Before reading this book, my impression of Elon Musk was limited to a few labels. The richest man. A crazy person. Someone who says the wrong things on Twitter. Walter Isaacson spent two years shadowing him. He didn’t turn him into a god. He didn’t turn him into a clown. He just laid the man out on the table — the good and the bad, all of it. When I closed the book, I thought: the scariest thing about this person — his money comes second. His temper comes third. The thing that comes first is his ability to swallow what other people see as total disaster and eat it like breakfast.

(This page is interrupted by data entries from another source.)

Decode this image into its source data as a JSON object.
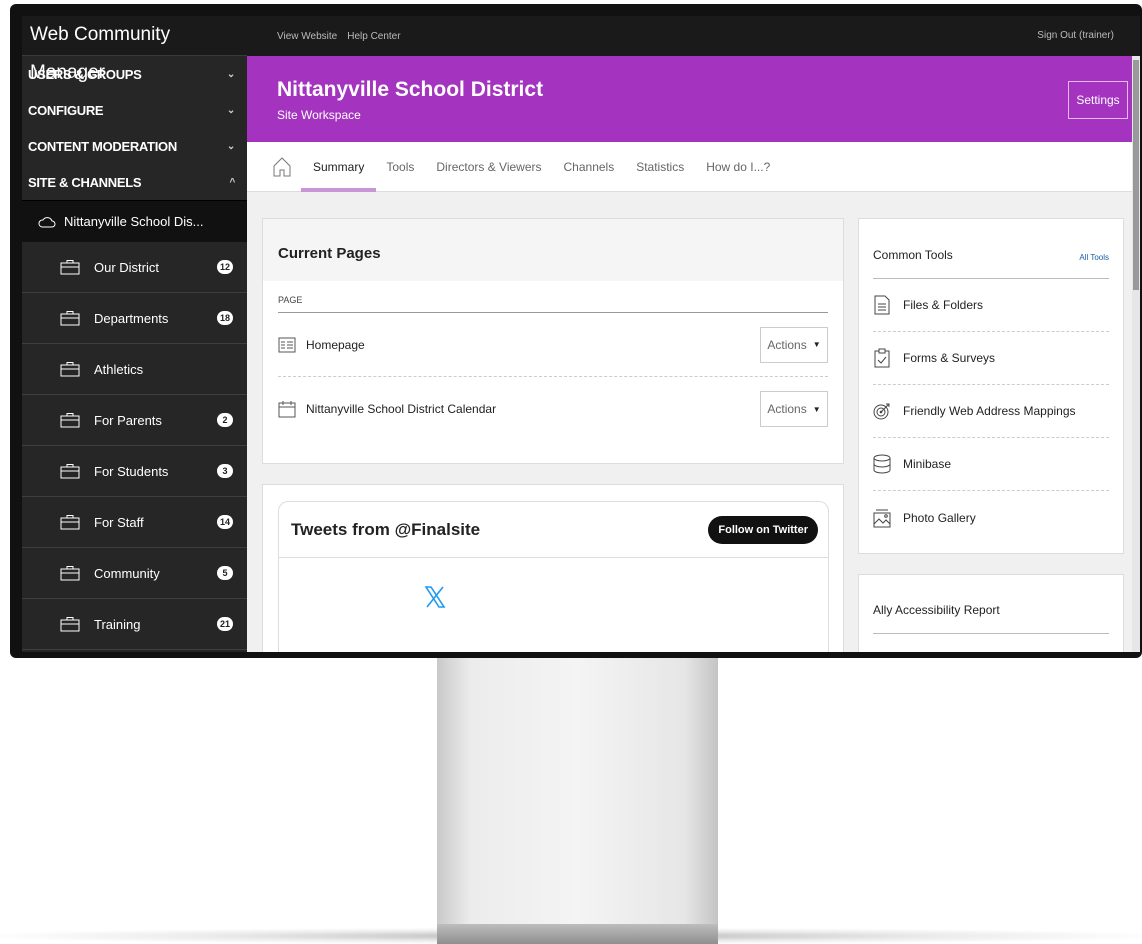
{
  "app": {
    "title": "Web Community Manager"
  },
  "sidebar": {
    "sections": [
      {
        "label": "USERS & GROUPS",
        "chevron": "⌄"
      },
      {
        "label": "CONFIGURE",
        "chevron": "⌄"
      },
      {
        "label": "CONTENT MODERATION",
        "chevron": "⌄"
      },
      {
        "label": "SITE & CHANNELS",
        "chevron": "^"
      }
    ],
    "site": "Nittanyville School Dis...",
    "channels": [
      {
        "label": "Our District",
        "count": "12"
      },
      {
        "label": "Departments",
        "count": "18"
      },
      {
        "label": "Athletics",
        "count": ""
      },
      {
        "label": "For Parents",
        "count": "2"
      },
      {
        "label": "For Students",
        "count": "3"
      },
      {
        "label": "For Staff",
        "count": "14"
      },
      {
        "label": "Community",
        "count": "5"
      },
      {
        "label": "Training",
        "count": "21"
      }
    ]
  },
  "topbar": {
    "view_website": "View Website",
    "help_center": "Help Center",
    "sign_out": "Sign Out (trainer)"
  },
  "banner": {
    "title": "Nittanyville School District",
    "subtitle": "Site Workspace",
    "settings": "Settings",
    "color": "#a434c0"
  },
  "tabs": [
    {
      "label": "Summary"
    },
    {
      "label": "Tools"
    },
    {
      "label": "Directors & Viewers"
    },
    {
      "label": "Channels"
    },
    {
      "label": "Statistics"
    },
    {
      "label": "How do I...?"
    }
  ],
  "current_pages": {
    "title": "Current Pages",
    "column": "PAGE",
    "rows": [
      {
        "label": "Homepage",
        "actions": "Actions"
      },
      {
        "label": "Nittanyville School District Calendar",
        "actions": "Actions"
      }
    ]
  },
  "tweets": {
    "title": "Tweets from @Finalsite",
    "follow": "Follow on Twitter"
  },
  "common_tools": {
    "title": "Common Tools",
    "all_tools": "All Tools",
    "items": [
      {
        "label": "Files & Folders",
        "icon": "file-icon"
      },
      {
        "label": "Forms & Surveys",
        "icon": "clipboard-check-icon"
      },
      {
        "label": "Friendly Web Address Mappings",
        "icon": "target-icon"
      },
      {
        "label": "Minibase",
        "icon": "database-icon"
      },
      {
        "label": "Photo Gallery",
        "icon": "photo-icon"
      }
    ]
  },
  "ally": {
    "title": "Ally Accessibility Report"
  }
}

The Earth cannot hold his fear
Many people think Musk builds rockets to be a space influencer. This book gives a different answer. He has a nearly pathological pessimism about humanity’s future. Climate change. AI spiraling out of control. An asteroid hitting Earth. He has rehearsed all of these scenarios in his head. His solution is not to hide in a basement and stockpile canned food. It’s to turn humanity into a multiplanetary species.

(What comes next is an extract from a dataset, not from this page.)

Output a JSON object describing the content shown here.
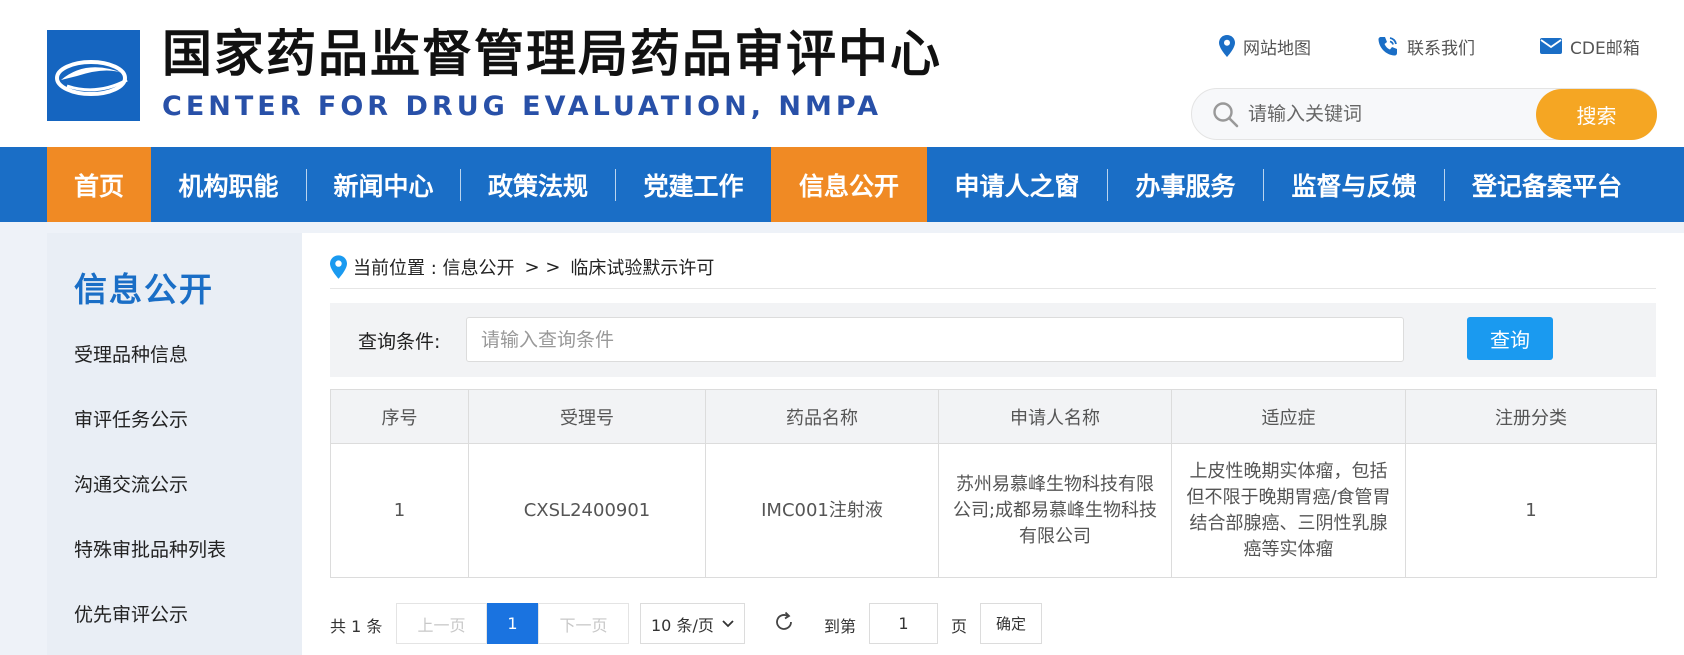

This idea had been growing in him since he was a child. He read The Hitchhiker’s Guide to the Galaxy. He read Asimov’s Foundation series. While other kids were still kicking a ball around, he was already thinking about the universe. SpaceX’s first three launches ended in three explosions. The money left in the bank was only enough for one more try. Anyone else would have been writing a resignation letter at that point. His reaction was to call the team together and draw up the plans for a fourth rocket. He is afraid of losing. But he is even more afraid of humanity staying stuck on this one planet forever.

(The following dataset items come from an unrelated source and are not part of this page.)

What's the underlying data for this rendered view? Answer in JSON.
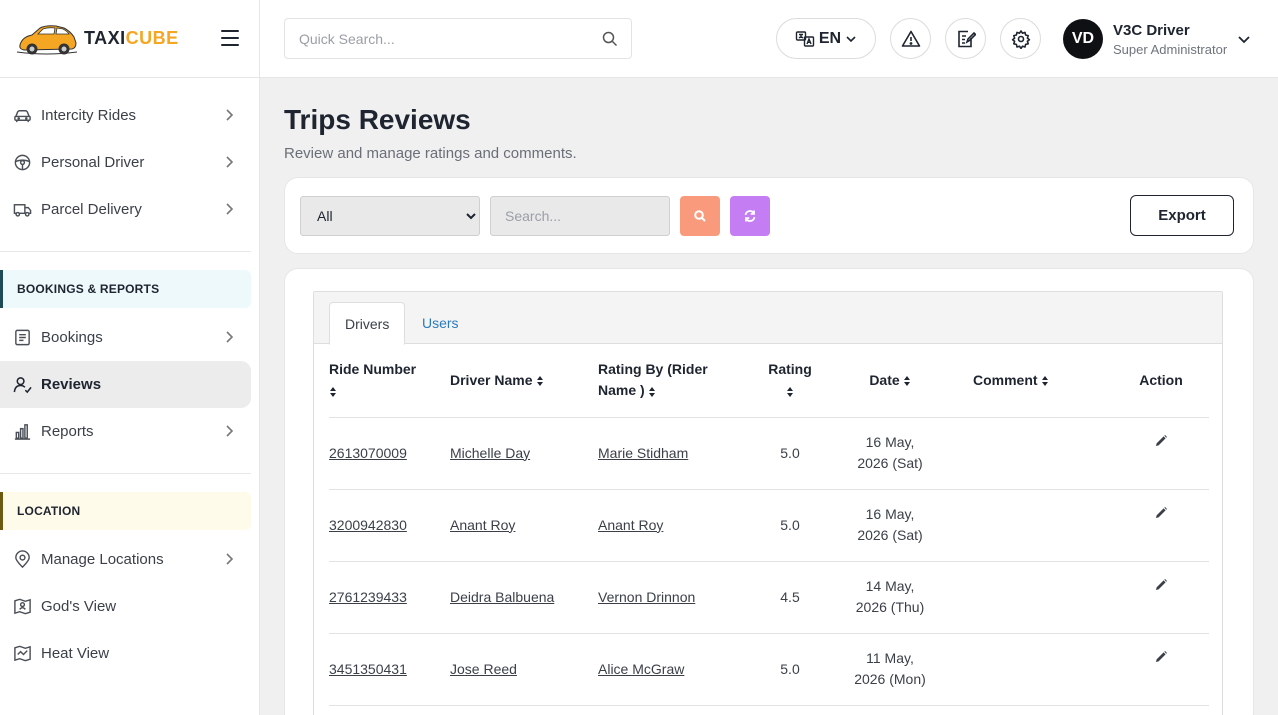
{
  "brand": {
    "part1": "TAXI",
    "part2": "CUBE"
  },
  "sidebar": {
    "items_top": [
      {
        "label": "Intercity Rides"
      },
      {
        "label": "Personal Driver"
      },
      {
        "label": "Parcel Delivery"
      }
    ],
    "section_bookings": "BOOKINGS & REPORTS",
    "items_bookings": [
      {
        "label": "Bookings"
      },
      {
        "label": "Reviews"
      },
      {
        "label": "Reports"
      }
    ],
    "section_location": "LOCATION",
    "items_location": [
      {
        "label": "Manage Locations"
      },
      {
        "label": "God's View"
      },
      {
        "label": "Heat View"
      }
    ]
  },
  "topbar": {
    "search_placeholder": "Quick Search...",
    "language": "EN",
    "user": {
      "initials": "VD",
      "name": "V3C Driver",
      "role": "Super Administrator"
    }
  },
  "page": {
    "title": "Trips Reviews",
    "subtitle": "Review and manage ratings and comments."
  },
  "filters": {
    "select_value": "All",
    "search_placeholder": "Search...",
    "export_label": "Export"
  },
  "tabs": [
    {
      "label": "Drivers"
    },
    {
      "label": "Users"
    }
  ],
  "table": {
    "headers": {
      "ride_number": "Ride Number",
      "driver_name": "Driver Name",
      "rating_by_1": "Rating By (Rider",
      "rating_by_2": "Name )",
      "rating": "Rating",
      "date": "Date",
      "comment": "Comment",
      "action": "Action"
    },
    "rows": [
      {
        "ride": "2613070009",
        "driver": "Michelle Day",
        "rider": "Marie Stidham",
        "rating": "5.0",
        "date1": "16 May,",
        "date2": "2026 (Sat)",
        "comment": ""
      },
      {
        "ride": "3200942830",
        "driver": "Anant Roy",
        "rider": "Anant Roy",
        "rating": "5.0",
        "date1": "16 May,",
        "date2": "2026 (Sat)",
        "comment": ""
      },
      {
        "ride": "2761239433",
        "driver": "Deidra Balbuena",
        "rider": "Vernon Drinnon",
        "rating": "4.5",
        "date1": "14 May,",
        "date2": "2026 (Thu)",
        "comment": ""
      },
      {
        "ride": "3451350431",
        "driver": "Jose Reed",
        "rider": "Alice McGraw",
        "rating": "5.0",
        "date1": "11 May,",
        "date2": "2026 (Mon)",
        "comment": ""
      }
    ]
  }
}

He drives his employees crazy, he also drives miracles
There is a certain type of person who appears again and again in this book. Former employees who were pushed to the breaking point by Musk. He would email them at 3 a.m. demanding progress updates. He would sit in a meeting and say, in that emotionless tone of his, “What you made is garbage.” He would tell you, after you had worked overtime for three months straight, “This is still not fast enough.” A lot of people left after one year. And after they left, they thanked him.
Isaacson writes fairly. He lets the people who got yelled at speak. He also lets Musk explain himself. Musk says he just cannot understand why other people can’t move as fast as he can. His brain runs at the speed of light. He thinks everyone’s brain should work that way. During the period when Tesla’s factory was on the brink of bankruptcy, he slept on the floor next to the assembly line, debugging the robots himself. His back hurt so badly he couldn’t straighten up. But that line finally started running. He cannot force himself to make allowances for other people’s slowness. Because he feels like there isn’t enough time.
Under that expressionless face is a child who was beaten growing up
There is one detail in the book that I keep thinking about. When Musk was in South Africa, a group of students pushed him down a flight of concrete stairs. He fell to the bottom. When he got up, they were still waiting for him. He said that after that day, he learned to keep his face blank. He still feels pain. But he never lets the other person see him feel it. That face later accompanied him through decades of entrepreneurship. Rocket explosions — that face. The factory on the brink of bankruptcy — that face. The whole world cursing him — still that face.

The traits that allow a person to do great things — stubbornness, coldness, ruthlessness, refusing to stop until the goal is reached — are exactly the same traits that cause the most pain to the people around him. Musk is possessed by a gigantic idea. That idea is: “Humanity must survive.” He is burning himself up for that idea. And in the process, he also sets the people around him on fire.
I’m not sure I would want to work with him. But I am glad I read this book. The people who change the world are usually the ones this world finds hardest to tolerate. They come to drag you out of your comfort zone. Some people get dragged out and are completely transformed. The world really does get dragged by them — just a little. And that little bit might be the reason humanity gets to live a little longer.